Zhipu AI's open-weight GLM 5.2 beats Claude Code in IDOR detection at 1/6th cost
Open-weight GLM 5.2 scores 39% F1 on IDORs, beating Claude Code's 32% for $0.17 per bug.
Zhipu AI (Z.ai) released GLM 5.2 on June 13, 2026, with open weights under an MIT license three days later. This Mixture-of-Experts model has 750 billion total parameters (40B active per token) and supports up to 1M tokens of usable context. In Semgrep's IDOR (Insecure Direct Object Reference) detection benchmark, GLM 5.2 scored a 39% F1, beating Claude Code (32%) and all other prompt-only models, including Claude Opus 4.8. Semgrep's own multimodal pipeline achieved 53-61% F1 but relies on a purpose-built harness that does endpoint discovery and context filtering. GLM 5.2 ran in a simple Pydantic AI harness with only a basic prompt, no guided navigation. On coding benchmarks, GLM 5.2 posts 81.0 on Terminal-Bench 2.1 (vs. Claude Opus 4.8's 85.0) and 62.1 on SWE-bench Pro, edging closed frontier models. Its inference cost is roughly one-sixth of comparable frontier models, making it a strong candidate for security teams needing open-weight, on-premise deployment.

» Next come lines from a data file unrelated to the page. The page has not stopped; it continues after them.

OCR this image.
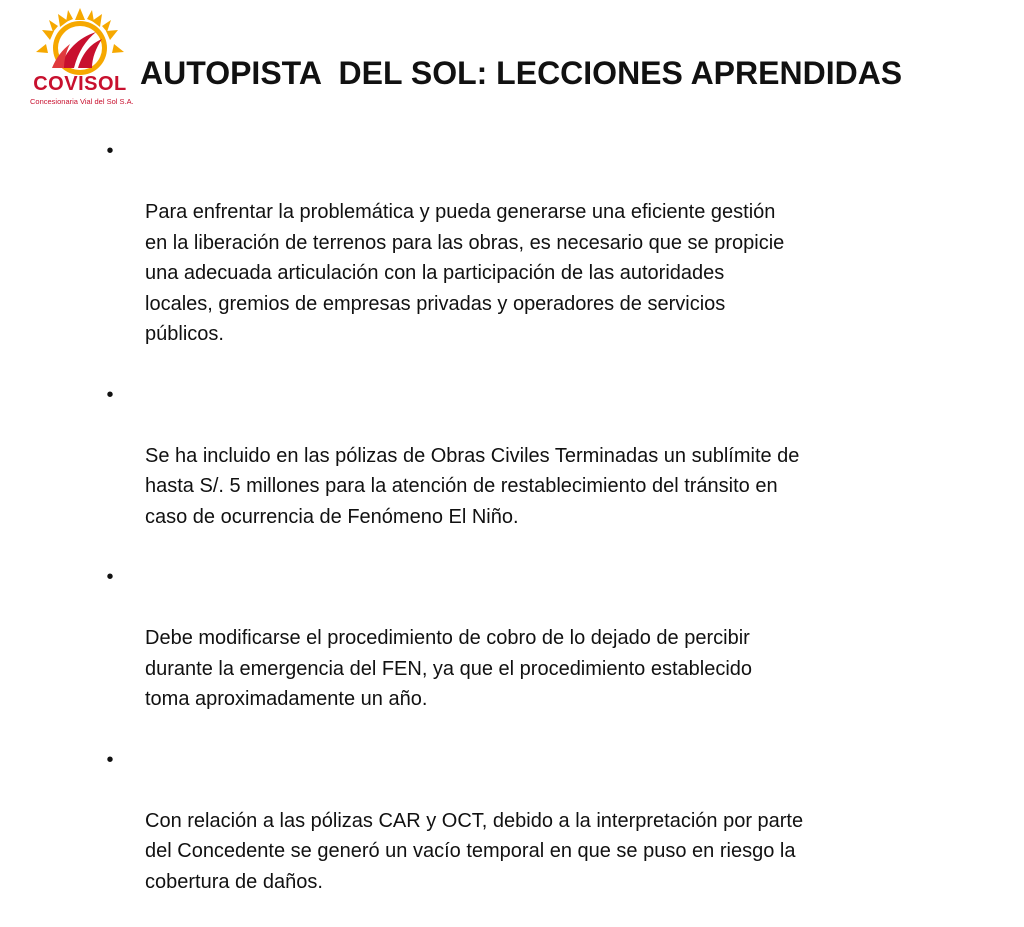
COVISOL
Concesionaria Vial del Sol S.A.
AUTOPISTA  DEL SOL: LECCIONES APRENDIDAS

•

Para enfrentar la problemática y pueda generarse una eficiente gestión
en la liberación de terrenos para las obras, es necesario que se propicie
una adecuada articulación con la participación de las autoridades
locales, gremios de empresas privadas y operadores de servicios
públicos.

•

Se ha incluido en las pólizas de Obras Civiles Terminadas un sublímite de
hasta S/. 5 millones para la atención de restablecimiento del tránsito en
caso de ocurrencia de Fenómeno El Niño.

•

Debe modificarse el procedimiento de cobro de lo dejado de percibir
durante la emergencia del FEN, ya que el procedimiento establecido
toma aproximadamente un año.

•

Con relación a las pólizas CAR y OCT, debido a la interpretación por parte
del Concedente se generó un vacío temporal en que se puso en riesgo la
cobertura de daños.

The result underscores a key insight from Semgrep's experiment: the gap between open-weight and closed models in specialized tasks like vulnerability detection is narrowing, and much of the performance difference previously attributed to the model may actually come from the surrounding harness. GLM 5.2's open-weight nature allows security teams to run it entirely inside their own environments, fine-tune it, and inspect it — a critical advantage for sensitive applications. While the model's training data is not fully open (though Z.ai publishes its RL framework), its competitive coding benchmarks and cost efficiency position it as a viable alternative to expensive frontier APIs. The news arrives at a time when tokenomics is becoming as important as raw capability, and GLM 5.2 is being compared favorably to DeepSeek's open-weight releases.
- GLM 5.2 achieves 39% F1 on Semgrep's IDOR benchmark, beating Claude Code (32%) with a $0.17 per vulnerability cost.
- Mixture-of-Experts design: 750B total parameters, 40B active per token; supports 1M token context; MIT license.
- Coding benchmarks: Terminal-Bench 2.1 score of 81.0 (vs. Claude Opus 4.8's 85.0) and SWE-bench Pro 62.1, edging frontier models.
Why It Matters
Open-weight models now rival closed ones on security tasks, enabling cost-effective, on-premise AI agents for sensitive code analysis.